Nagamatsu examines the ways a pandemic changes the world in the decades that follow in an epic yet deeply intimate tale offering hope in the face of tragedy through human connection.
The Island. By Adrian McKinty. Little, Brown, $28 (9780316531283).
In this expertly choreographed and breathlessly exciting family-in-peril thriller, a woman and two teens are on the run from a clan of nasties under the blistering Australian sun.
The It Girl. By Ruth Ware. Gallery, $28.99 (9781982155261).
After her Oxford roommate is found strangled, Hannah testifies against a university porter, who is convicted of the crime. But, later, Hannah has doubts about what happened, and we have doubts about Hannah.
The Kaiju Preservation Society. By John Scalzi. 2022. Tor, $25.99 (9780765389121).
A man accepts a job with a company tasked with keeping Earth safe from giant creatures, and vice versa, except catastrophe strikes—explosively—in a gleefully chaotic novel inspired by the Japanese kaiju film genre.
Marlowe Banks, Redesigned. By Jacqueline Firkins. St. Martin’s/Griffin, $16.99 (9781250836502).
After floundering in New York City’s theater world, Marlowe Banks lands a job on a successful TV show in Los Angeles, but it’s more nightmare than dream come true in Firkins’ insightful rom-com.
One-Shot Harry. By Gary Phillips. Soho, $26.95 (9781641292917).
Black photographer Harry Ingram investigates the death of a Korean War buddy, white jazzman Ben Kingslow, in 1963 L.A. Phillips vividly captures the history and ambience of the era, including the ubiquitous racism and police brutality that threatened everyone in the Black community.
Sea of Tranquility. By Emily St. John Mandel. Knopf, $24 (9780593321447).
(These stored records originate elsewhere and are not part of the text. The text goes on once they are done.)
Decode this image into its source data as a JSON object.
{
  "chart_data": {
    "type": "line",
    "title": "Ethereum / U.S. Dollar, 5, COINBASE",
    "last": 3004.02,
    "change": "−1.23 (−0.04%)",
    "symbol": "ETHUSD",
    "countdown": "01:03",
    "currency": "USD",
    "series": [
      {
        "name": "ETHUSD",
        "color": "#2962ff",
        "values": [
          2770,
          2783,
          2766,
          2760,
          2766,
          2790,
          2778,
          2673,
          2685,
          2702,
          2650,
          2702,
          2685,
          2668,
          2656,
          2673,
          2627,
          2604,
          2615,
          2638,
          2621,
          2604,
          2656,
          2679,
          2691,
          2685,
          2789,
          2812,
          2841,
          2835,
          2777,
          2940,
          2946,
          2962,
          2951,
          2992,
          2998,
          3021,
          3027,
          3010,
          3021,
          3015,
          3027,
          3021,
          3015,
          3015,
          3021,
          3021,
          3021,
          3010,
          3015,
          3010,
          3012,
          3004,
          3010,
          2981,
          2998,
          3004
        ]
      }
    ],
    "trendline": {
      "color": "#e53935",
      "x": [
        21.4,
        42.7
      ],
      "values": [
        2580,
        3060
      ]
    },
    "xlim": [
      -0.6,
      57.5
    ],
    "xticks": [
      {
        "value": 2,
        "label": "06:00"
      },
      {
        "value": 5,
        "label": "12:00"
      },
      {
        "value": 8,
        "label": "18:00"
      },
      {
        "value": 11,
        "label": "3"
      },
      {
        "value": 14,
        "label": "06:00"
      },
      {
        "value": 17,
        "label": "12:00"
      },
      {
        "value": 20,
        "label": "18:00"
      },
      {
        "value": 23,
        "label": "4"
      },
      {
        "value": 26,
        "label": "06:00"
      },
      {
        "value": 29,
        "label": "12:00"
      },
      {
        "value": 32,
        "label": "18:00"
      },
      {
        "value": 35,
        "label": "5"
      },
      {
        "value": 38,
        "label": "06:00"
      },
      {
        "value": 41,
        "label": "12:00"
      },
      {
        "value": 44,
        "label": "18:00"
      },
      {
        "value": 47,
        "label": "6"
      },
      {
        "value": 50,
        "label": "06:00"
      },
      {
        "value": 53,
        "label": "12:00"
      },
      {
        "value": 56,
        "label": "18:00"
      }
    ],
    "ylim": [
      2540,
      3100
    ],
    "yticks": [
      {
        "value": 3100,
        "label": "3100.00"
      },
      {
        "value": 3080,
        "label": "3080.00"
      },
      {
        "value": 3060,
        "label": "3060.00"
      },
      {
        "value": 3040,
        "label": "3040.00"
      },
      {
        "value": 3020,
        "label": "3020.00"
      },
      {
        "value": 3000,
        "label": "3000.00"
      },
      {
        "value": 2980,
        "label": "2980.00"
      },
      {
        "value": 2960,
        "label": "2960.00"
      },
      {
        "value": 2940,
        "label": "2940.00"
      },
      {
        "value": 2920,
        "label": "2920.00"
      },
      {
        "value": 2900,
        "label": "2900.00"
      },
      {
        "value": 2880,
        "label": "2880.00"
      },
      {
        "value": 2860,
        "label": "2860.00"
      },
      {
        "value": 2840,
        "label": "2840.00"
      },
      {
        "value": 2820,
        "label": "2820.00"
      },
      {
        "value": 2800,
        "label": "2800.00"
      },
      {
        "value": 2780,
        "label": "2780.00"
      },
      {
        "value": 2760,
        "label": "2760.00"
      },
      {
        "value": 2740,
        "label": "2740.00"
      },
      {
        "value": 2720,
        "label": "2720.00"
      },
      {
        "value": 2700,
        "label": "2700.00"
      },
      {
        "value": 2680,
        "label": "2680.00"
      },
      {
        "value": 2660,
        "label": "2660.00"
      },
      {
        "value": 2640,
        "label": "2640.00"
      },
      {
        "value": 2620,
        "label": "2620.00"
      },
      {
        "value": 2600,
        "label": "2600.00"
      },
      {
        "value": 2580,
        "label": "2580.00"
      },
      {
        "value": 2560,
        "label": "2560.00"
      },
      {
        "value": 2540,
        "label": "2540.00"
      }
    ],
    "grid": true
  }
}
Transcendent experiences occurring a century apart and a moon-dwelling time traveler sent back to investigate them shape Mandel’s gorgeously rendered tale that speaks to how we are all interconnected.
Secret Identity. By Alex Segura. Flatiron, $27.95 (9781250801746).
In 1975 New York, Carmen Valdez, struggling to break into the male-dominated comics industry, is hired to create a female superhero. Then the man who hired her is murdered. Comics and crime blend perfectly here.
Shrines of Gaiety. By Kate Atkinson. Doubleday, $29 (9780385547970).
Atkinson focuses her brilliant re-creation of 1920s London on Nellie Corker, the self-made queen of the city’s club scene, who has just returned from prison to find her empire threatened from within and without.
Two Nights in Lisbon. By Chris Pavone. Farrar/MCD, $28 (9780374604769).
This jaw-dropping thriller, about a woman, Ariel Pryce, who wakes up in Lisbon to find her husband missing, displays Pavone’s stunning ability to use byzantine plotting as a tool to reveal character.
Where We End & Begin. By Jane Igharo. Berkley, $17 (9780593440230).
Igharo’s second-chance romance stars Dunni and Obinna, a scholarship student, who fall in love at an elite secondary school in Lagos, only to have their bond severely tested when Obinna continues her studies in America.